You haven't indicated the size of the older/original drive but, would it not have been simpler to just copy your backups from the original OS drive to the new drive? You could also have use the find command to locate large files you may not want/need any longer or perhaps gone to the /var/log directory and delete old log files.

mfoley · 02-20-2024, 12:06 AM

Quote:

Originally Posted by yancek

I would be very surprised if either new disk you purchased came with a 'dos' disklabel as mostly they have been gpt for several years. If you had run fdisk when the drives were new you would have known. e2label won't change that. You could change it using parted/gparted or similar partition manager by creating a new partition table, usually gpt or dos but there are others.

I've checked the "dos" label issue. All my Slackware computers with the boot drive formatted for MBR have the "dos" label. Apparently, the Slackware (14.2) install setup does this during the partition identification and formatting step.

As arnulf suggested, I ran 'smartctl -t long' on this drive, then 'smartctl -a'. All tests passed, zero raw values in Reallocated_Sector_Ct, Reallocated_Event_Count and Current_Pending_Sector. I then did 'badblocks -wsv /dev/sda'. That did take a day to run! I then re-partitioned, restored the backup and it booted!
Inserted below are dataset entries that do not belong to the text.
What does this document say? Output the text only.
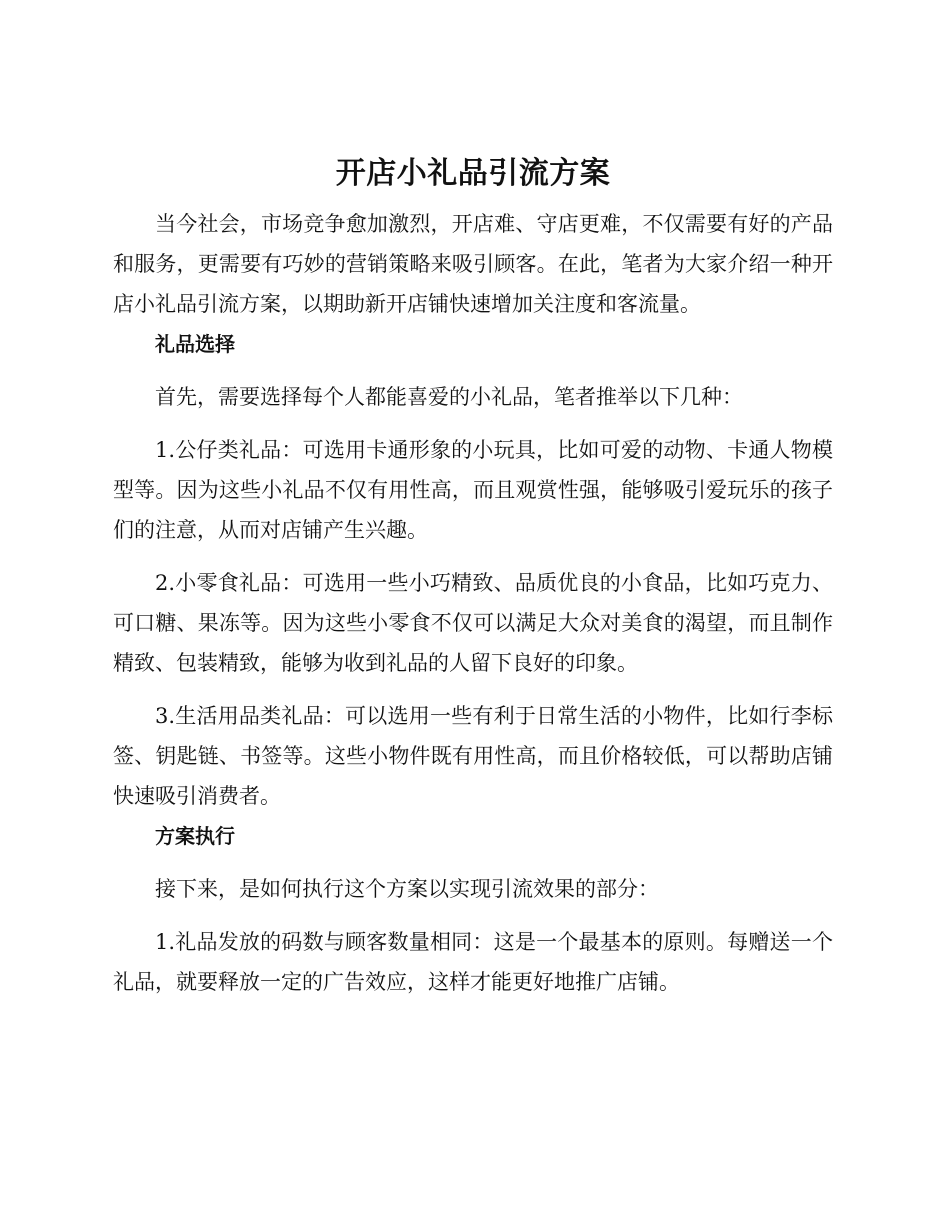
开店小礼品引流方案

当今社会，市场竞争愈加激烈，开店难、守店更难，不仅需要有好的产品和服务，更需要有巧妙的营销策略来吸引顾客。在此，笔者为大家介绍一种开店小礼品引流方案，以期助新开店铺快速增加关注度和客流量。

礼品选择

首先，需要选择每个人都能喜爱的小礼品，笔者推举以下几种：

1.公仔类礼品：可选用卡通形象的小玩具，比如可爱的动物、卡通人物模型等。因为这些小礼品不仅有用性高，而且观赏性强，能够吸引爱玩乐的孩子们的注意，从而对店铺产生兴趣。

2.小零食礼品：可选用一些小巧精致、品质优良的小食品，比如巧克力、可口糖、果冻等。因为这些小零食不仅可以满足大众对美食的渴望，而且制作精致、包装精致，能够为收到礼品的人留下良好的印象。

3.生活用品类礼品：可以选用一些有利于日常生活的小物件，比如行李标签、钥匙链、书签等。这些小物件既有用性高，而且价格较低，可以帮助店铺快速吸引消费者。

方案执行

接下来，是如何执行这个方案以实现引流效果的部分：

1.礼品发放的码数与顾客数量相同：这是一个最基本的原则。每赠送一个礼品，就要释放一定的广告效应，这样才能更好地推广店铺。
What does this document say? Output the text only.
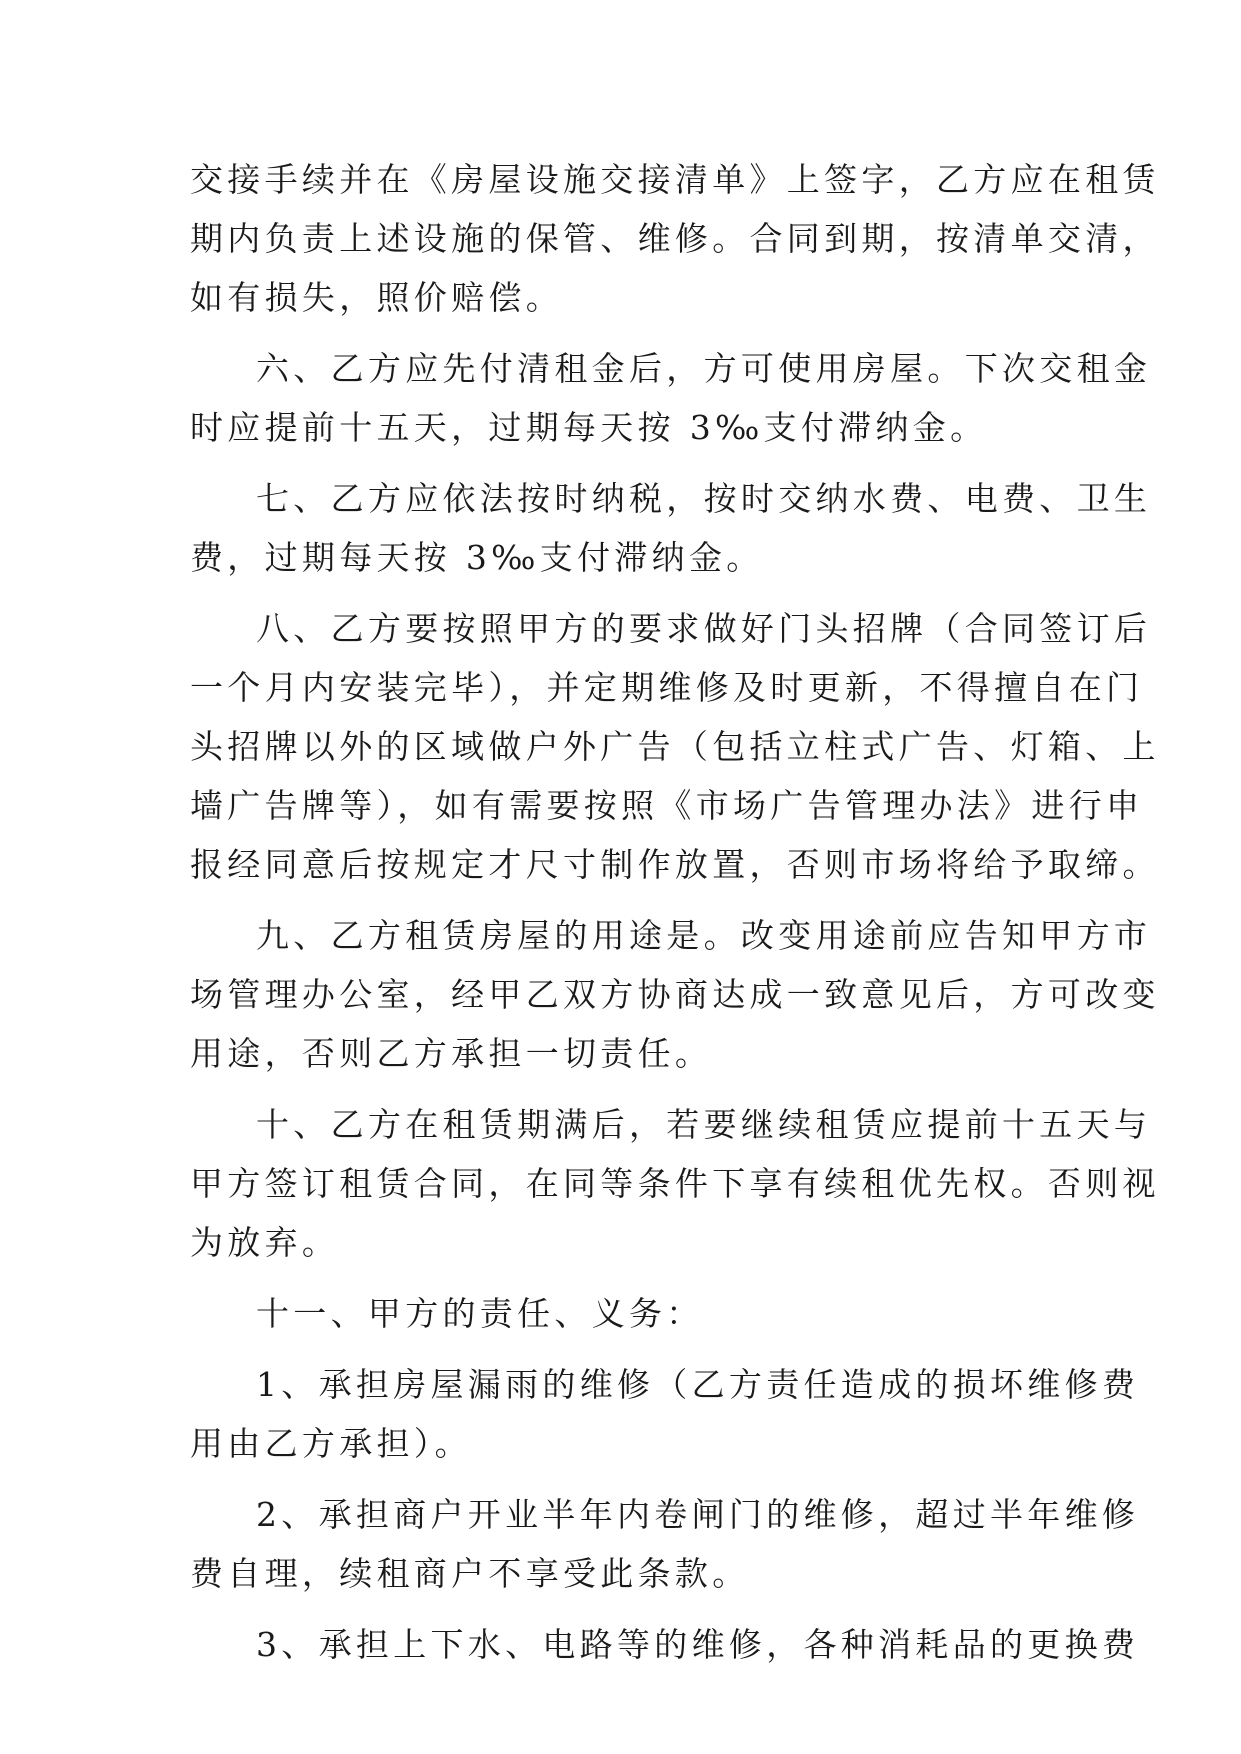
交接手续并在《房屋设施交接清单》上签字，乙方应在租赁
期内负责上述设施的保管、维修。合同到期，按清单交清，
如有损失，照价赔偿。
六、乙方应先付清租金后，方可使用房屋。下次交租金
时应提前十五天，过期每天按 3‰支付滞纳金。
七、乙方应依法按时纳税，按时交纳水费、电费、卫生
费，过期每天按 3‰支付滞纳金。
八、乙方要按照甲方的要求做好门头招牌（合同签订后
一个月内安装完毕），并定期维修及时更新，不得擅自在门
头招牌以外的区域做户外广告（包括立柱式广告、灯箱、上
墙广告牌等），如有需要按照《市场广告管理办法》进行申
报经同意后按规定才尺寸制作放置，否则市场将给予取缔。
九、乙方租赁房屋的用途是。改变用途前应告知甲方市
场管理办公室，经甲乙双方协商达成一致意见后，方可改变
用途，否则乙方承担一切责任。
十、乙方在租赁期满后，若要继续租赁应提前十五天与
甲方签订租赁合同，在同等条件下享有续租优先权。否则视
为放弃。
十一、甲方的责任、义务：
1、承担房屋漏雨的维修（乙方责任造成的损坏维修费
用由乙方承担）。
2、承担商户开业半年内卷闸门的维修，超过半年维修
费自理，续租商户不享受此条款。
3、承担上下水、电路等的维修，各种消耗品的更换费
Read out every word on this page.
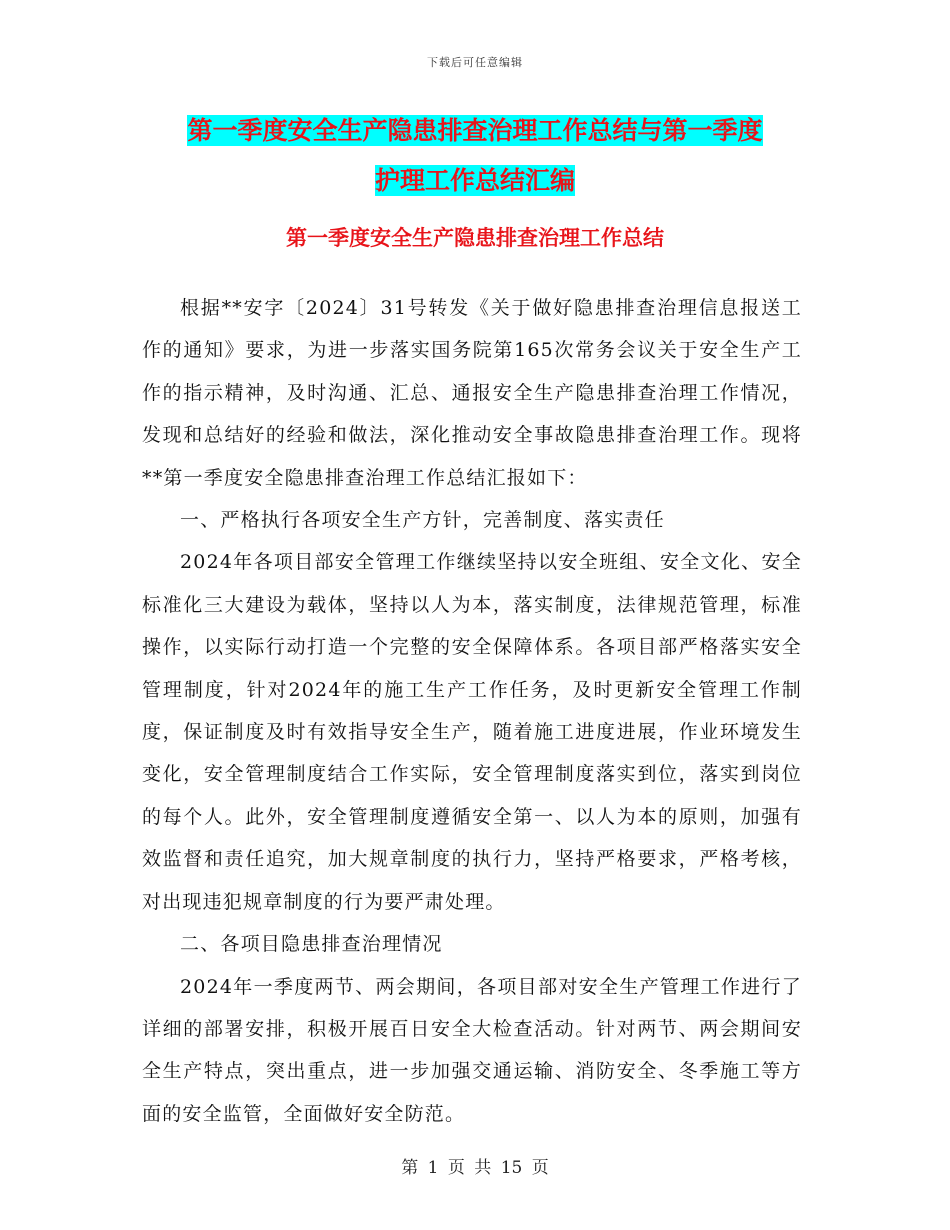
下载后可任意编辑
第一季度安全生产隐患排查治理工作总结与第一季度
护理工作总结汇编
第一季度安全生产隐患排查治理工作总结

根据**安字〔2024〕31号转发《关于做好隐患排查治理信息报送工作的通知》要求，为进一步落实国务院第165次常务会议关于安全生产工作的指示精神，及时沟通、汇总、通报安全生产隐患排查治理工作情况，发现和总结好的经验和做法，深化推动安全事故隐患排查治理工作。现将**第一季度安全隐患排查治理工作总结汇报如下：

一、严格执行各项安全生产方针，完善制度、落实责任

2024年各项目部安全管理工作继续坚持以安全班组、安全文化、安全标准化三大建设为载体，坚持以人为本，落实制度，法律规范管理，标准操作，以实际行动打造一个完整的安全保障体系。各项目部严格落实安全管理制度，针对2024年的施工生产工作任务，及时更新安全管理工作制度，保证制度及时有效指导安全生产，随着施工进度进展，作业环境发生变化，安全管理制度结合工作实际，安全管理制度落实到位，落实到岗位的每个人。此外，安全管理制度遵循安全第一、以人为本的原则，加强有效监督和责任追究，加大规章制度的执行力，坚持严格要求，严格考核，对出现违犯规章制度的行为要严肃处理。

二、各项目隐患排查治理情况

2024年一季度两节、两会期间，各项目部对安全生产管理工作进行了详细的部署安排，积极开展百日安全大检查活动。针对两节、两会期间安全生产特点，突出重点，进一步加强交通运输、消防安全、冬季施工等方面的安全监管，全面做好安全防范。

第 1 页 共 15 页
I can't say what went wrong with my initial attempt. I did not format the drive to GPT (proven by the "dos" label) and I doubt it came that way from the store, but I didn't check. The "blue" drive had no problem out of the box and I would be surprised if "red" came GPT and "blue" did not.

Anyway, whatever the initial cause, the 'badblocks' probably fixed it. I now have formatted it GPT and will set up UEFI.